ABSTRACT

The beginnings of modern cloth modeling research can be traced back to the 1930s, when the textile mechanics and engineering community was founded and developed to support the textile industry. Starting in the mid-1980s, the computer graphics community also began to show great interest in modeling cloth and cloth structures for use in computer-generated images and animation. The goals of these two groups are very different, and therefore they each focus on different aspects of the same problem. The members of the textile community look at woven cloth as an engineering material. This perspective has led them to measure and model cloth from a mechanical engineering point of view, and they have spent much time on developing devices that measure conventional material properties in cloth. Their modeling efforts focused on developing models that attempted to explain and predict the highly non-linear behavior of cloth. Another significant area of textile mechanics research focuses on modeling the micro-mechanical relationships occurring at thread crossings. It wasn’t until the late 1980s that the textile community began to apply this fundamental understanding of cloth mechanical behavior to the problem of predicting the large-scale shape and structure of cloth objects.
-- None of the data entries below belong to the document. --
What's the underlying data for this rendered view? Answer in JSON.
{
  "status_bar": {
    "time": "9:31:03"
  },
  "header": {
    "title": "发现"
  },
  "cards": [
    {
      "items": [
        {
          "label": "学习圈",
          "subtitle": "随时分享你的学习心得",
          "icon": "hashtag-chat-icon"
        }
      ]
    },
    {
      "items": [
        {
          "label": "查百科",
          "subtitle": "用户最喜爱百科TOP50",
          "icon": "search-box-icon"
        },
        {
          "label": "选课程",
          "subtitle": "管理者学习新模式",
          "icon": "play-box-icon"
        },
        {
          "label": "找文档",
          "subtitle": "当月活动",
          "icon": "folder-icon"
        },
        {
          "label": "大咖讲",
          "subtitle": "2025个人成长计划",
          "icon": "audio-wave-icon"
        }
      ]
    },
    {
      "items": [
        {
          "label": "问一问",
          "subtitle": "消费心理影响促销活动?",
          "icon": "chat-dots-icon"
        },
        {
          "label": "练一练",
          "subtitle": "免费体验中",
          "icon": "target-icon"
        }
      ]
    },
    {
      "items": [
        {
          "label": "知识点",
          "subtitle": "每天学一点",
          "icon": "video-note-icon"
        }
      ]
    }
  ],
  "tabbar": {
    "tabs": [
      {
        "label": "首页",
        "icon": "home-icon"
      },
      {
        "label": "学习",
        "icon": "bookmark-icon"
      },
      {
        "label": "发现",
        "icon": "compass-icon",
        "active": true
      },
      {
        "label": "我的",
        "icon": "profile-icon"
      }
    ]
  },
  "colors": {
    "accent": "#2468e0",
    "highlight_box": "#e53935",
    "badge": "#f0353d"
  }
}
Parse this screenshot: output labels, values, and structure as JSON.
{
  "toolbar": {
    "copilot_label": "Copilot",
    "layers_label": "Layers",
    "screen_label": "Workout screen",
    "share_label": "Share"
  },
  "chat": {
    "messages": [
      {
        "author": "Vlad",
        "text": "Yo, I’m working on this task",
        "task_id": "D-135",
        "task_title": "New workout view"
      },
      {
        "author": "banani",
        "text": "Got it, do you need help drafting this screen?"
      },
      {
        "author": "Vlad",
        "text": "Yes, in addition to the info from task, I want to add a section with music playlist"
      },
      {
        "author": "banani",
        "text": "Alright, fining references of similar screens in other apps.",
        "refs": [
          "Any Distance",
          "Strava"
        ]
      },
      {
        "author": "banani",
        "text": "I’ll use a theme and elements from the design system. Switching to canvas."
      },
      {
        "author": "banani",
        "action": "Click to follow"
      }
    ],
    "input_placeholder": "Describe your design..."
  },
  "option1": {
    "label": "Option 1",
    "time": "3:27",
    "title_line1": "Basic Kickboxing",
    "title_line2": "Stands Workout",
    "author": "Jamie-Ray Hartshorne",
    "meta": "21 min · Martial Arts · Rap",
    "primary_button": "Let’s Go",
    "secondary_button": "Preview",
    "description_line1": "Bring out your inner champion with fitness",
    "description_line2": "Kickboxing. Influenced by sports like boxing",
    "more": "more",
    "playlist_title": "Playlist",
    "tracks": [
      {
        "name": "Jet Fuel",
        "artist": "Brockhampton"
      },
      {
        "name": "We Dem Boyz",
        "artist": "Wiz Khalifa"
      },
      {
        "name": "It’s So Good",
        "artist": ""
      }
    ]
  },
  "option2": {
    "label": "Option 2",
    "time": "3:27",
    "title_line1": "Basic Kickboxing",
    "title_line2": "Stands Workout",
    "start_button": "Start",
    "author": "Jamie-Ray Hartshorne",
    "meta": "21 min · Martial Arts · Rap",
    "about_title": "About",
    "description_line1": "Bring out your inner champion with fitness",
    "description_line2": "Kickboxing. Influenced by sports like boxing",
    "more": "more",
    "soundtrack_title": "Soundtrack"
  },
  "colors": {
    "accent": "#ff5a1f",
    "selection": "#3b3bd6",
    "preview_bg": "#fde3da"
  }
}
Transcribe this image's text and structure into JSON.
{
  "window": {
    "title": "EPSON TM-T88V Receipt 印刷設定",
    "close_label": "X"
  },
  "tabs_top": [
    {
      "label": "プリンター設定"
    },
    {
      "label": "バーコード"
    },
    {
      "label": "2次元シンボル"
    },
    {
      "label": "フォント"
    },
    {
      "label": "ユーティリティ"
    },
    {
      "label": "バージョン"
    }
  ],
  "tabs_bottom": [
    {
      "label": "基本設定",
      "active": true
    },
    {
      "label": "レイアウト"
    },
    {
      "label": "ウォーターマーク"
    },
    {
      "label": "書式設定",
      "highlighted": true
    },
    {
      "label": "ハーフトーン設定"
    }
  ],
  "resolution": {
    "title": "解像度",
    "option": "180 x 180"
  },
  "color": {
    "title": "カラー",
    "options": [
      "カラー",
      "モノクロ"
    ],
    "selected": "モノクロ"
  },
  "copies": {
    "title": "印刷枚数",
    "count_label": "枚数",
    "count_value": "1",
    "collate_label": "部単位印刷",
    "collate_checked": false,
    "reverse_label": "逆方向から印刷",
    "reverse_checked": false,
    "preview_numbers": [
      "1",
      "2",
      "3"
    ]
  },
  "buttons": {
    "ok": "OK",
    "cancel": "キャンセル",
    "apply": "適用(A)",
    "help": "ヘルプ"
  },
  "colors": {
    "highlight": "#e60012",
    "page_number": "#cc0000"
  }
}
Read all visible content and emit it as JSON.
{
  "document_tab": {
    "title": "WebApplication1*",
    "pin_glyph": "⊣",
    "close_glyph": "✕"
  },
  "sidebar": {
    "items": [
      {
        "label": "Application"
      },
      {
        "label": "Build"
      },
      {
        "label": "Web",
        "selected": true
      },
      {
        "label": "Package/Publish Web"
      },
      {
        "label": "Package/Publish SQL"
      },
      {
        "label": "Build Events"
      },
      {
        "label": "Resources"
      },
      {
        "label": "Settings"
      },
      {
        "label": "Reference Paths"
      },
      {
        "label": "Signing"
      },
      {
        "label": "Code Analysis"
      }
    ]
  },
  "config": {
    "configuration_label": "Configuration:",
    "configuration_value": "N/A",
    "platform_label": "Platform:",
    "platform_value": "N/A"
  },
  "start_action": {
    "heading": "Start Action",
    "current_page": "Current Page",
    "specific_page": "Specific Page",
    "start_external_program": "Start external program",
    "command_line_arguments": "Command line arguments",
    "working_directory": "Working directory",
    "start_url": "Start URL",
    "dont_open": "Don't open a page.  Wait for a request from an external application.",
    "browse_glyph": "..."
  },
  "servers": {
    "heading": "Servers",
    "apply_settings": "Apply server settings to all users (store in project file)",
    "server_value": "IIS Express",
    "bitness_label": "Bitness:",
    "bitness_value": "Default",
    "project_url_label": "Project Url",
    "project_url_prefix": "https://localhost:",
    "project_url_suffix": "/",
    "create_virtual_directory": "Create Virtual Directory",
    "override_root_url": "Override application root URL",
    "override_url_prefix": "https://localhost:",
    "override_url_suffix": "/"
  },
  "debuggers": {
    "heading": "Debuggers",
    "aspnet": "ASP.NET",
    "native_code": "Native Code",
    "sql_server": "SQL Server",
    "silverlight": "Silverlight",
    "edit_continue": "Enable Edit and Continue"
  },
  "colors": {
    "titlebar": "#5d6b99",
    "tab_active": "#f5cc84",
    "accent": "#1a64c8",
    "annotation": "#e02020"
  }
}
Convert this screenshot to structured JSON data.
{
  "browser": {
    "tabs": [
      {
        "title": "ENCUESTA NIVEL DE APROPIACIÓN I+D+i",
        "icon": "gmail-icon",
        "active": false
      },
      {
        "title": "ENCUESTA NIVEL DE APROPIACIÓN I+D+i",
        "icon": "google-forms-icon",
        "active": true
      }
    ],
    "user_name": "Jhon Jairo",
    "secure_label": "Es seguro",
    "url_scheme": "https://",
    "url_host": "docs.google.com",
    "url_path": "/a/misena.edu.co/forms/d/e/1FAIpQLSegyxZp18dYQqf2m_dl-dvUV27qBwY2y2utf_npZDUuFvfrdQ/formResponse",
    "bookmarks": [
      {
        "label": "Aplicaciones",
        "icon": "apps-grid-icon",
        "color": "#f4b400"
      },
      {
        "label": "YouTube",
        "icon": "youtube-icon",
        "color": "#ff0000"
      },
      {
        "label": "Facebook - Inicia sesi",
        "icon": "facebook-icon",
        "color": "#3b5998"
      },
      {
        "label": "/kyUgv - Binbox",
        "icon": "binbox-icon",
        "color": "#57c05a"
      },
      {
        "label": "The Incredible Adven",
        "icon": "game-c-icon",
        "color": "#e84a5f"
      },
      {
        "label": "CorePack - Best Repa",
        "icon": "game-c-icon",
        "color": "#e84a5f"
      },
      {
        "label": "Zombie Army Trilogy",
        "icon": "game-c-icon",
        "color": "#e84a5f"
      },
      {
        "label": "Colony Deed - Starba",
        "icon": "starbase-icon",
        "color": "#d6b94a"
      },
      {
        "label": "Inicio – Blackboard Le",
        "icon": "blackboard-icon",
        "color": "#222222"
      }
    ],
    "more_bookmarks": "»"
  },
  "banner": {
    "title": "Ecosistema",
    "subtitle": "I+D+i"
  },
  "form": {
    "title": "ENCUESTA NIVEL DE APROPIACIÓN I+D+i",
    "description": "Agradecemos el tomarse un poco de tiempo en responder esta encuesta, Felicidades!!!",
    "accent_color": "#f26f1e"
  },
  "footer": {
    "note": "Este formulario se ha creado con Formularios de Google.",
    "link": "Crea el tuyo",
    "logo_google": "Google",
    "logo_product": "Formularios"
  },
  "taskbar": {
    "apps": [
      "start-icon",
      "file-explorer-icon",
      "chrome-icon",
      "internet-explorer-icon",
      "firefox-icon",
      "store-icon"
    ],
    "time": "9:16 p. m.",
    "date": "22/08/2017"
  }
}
By this time the computer graphics community, motivated by the desire to produce images of ever-increasing complexity, had already begun to develop simple models that could produce geometric structures that resembled cloth. The goal of this work 20is to develop models that reproduce the look of cloth, within an efficient computational framework. Developers in the computer graphics community are generally interested in creating the simplest model possible that will produce results that appear realistic or acceptable to the average observer. Thus, producing physically accurate and predictive models has never been their goal; they simply want their pictures to “look right.”